7. The AI-driven game violation image recognition and data transmission system according to claim 5, characterized in that, The semantic summary output and constraint generation module outputs semantic summaries at each moment within the evidence collection time window, including at least stable interface element masks, legal interface or overlay masks, masks or object box sets of event-related objects, visibility state variables, occlusion state variables, and semantic protocol version identifiers. It also outputs rendering viewport parameters, resolution, and scaling information used to map the semantic summary coordinate system to the pixel acquisition coordinate system.

8. The AI-driven game violation image recognition and data transmission system according to claim 7, characterized in that, The semantic summary output and constraint generation module also performs morphological expansion to construct a basic interpretable region based on the boundary between the stable interface element mask and the legal interface or overlay mask; it performs gating on the expansion of the boundary of the event-related object according to the visibility and occlusion state quantities, forming a tolerance band for the boundary when the object meets the visibility condition, otherwise prohibiting expansion; it merges the basic interpretable region and the gated object boundary region to form a predictive structure mask, and the scale of the expansion structure element is determined by the upper bound of the coordinate mapping error and the upper bound of the sampling error.

9. The AI-driven game violation image recognition and data transmission system according to any one of claims 6 or 8, characterized in that, The pixel acquisition alignment and evidence generation module acquires pixel blocks within the pixel area defined by the candidate region mask and writes them to the rolling buffer; when receiving an evidence collection task, it prioritizes extracting pixel blocks from the rolling buffer, and fills in missing intervals by acquisition and marking the missing parts. Timing alignment is performed based on frame information or minimum time difference, and alignment confidence markers are generated; the predicted structure mask is mapped to pixel coordinates based on coordinate mapping, and morphological dilation is performed to form tolerance bands. The gradient magnitude set is calculated within the effective computational region after removing the tolerance band. An adaptive threshold is determined based on the quantile function. Structural pixel components above the threshold and located outside the predicted structural mask are extracted to generate a difference mask. Connectivity processing is performed on the difference mask, and window-level difference scores and difference summaries are generated within the evidence collection time window.
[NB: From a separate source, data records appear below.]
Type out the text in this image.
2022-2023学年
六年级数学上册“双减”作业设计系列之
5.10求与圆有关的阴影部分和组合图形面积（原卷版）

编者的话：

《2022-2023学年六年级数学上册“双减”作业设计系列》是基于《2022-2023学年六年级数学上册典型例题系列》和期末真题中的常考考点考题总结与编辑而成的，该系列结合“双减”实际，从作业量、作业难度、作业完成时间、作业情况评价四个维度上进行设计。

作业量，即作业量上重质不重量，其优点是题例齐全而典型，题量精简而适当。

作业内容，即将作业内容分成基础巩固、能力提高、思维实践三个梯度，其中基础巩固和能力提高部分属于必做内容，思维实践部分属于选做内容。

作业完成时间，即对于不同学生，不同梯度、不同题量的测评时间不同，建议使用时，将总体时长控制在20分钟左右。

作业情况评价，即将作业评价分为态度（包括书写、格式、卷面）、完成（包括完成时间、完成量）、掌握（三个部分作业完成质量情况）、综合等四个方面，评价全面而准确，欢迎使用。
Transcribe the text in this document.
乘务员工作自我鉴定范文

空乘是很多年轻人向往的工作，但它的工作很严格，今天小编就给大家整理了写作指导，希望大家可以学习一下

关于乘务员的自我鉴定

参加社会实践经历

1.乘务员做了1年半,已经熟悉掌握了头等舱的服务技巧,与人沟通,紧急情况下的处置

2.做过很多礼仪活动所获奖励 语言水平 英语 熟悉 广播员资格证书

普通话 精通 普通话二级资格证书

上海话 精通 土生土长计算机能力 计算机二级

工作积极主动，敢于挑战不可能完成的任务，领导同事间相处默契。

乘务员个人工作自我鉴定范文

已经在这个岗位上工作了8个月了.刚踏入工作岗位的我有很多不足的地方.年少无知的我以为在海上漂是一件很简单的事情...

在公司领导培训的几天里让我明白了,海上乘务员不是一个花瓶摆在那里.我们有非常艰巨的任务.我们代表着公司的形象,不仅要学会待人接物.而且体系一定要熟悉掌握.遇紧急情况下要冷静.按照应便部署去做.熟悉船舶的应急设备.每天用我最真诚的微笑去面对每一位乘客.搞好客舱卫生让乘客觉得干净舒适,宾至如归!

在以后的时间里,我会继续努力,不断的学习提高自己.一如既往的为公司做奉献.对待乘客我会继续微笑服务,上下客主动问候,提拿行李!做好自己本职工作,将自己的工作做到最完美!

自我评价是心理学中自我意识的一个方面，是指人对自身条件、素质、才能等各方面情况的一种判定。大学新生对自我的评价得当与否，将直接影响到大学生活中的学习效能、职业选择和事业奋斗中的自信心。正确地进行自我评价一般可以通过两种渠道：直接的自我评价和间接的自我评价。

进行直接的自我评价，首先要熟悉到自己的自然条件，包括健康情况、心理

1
10. The AI-driven game violation image recognition and data transmission system according to claim 9, characterized in that, The risk fusion and evidence transmission verification module generates risk values ​​and performs risk classification by configurable fusion parameters from the balance deviation score and window-level difference score. When the alignment confidence is insufficient, it triggers the evidence upgrade path. It constructs a hierarchical evidence payload according to the minimum sufficiency principle. The low-level payload includes at least event identifier, time window range, candidate region description, semantic version identifier, predicted structure mask related information, difference summary, and alignment confidence mark. The medium-level payload includes a compressed expression of the difference mask on the basis of the low-level payload. The high-level or disputed payload adds keyframe data of candidate region pixel blocks and corresponding semantic summary indexes as needed. The integrity verification field and rule version field are written into the evidence package. After verifying the version, the server reconstructs the predicted structure mask according to the isomorphic process, recalculates the balance deviation score and window-level difference score for consistency comparison. If there is inconsistency, it requests an expanded time window or more keyframe data.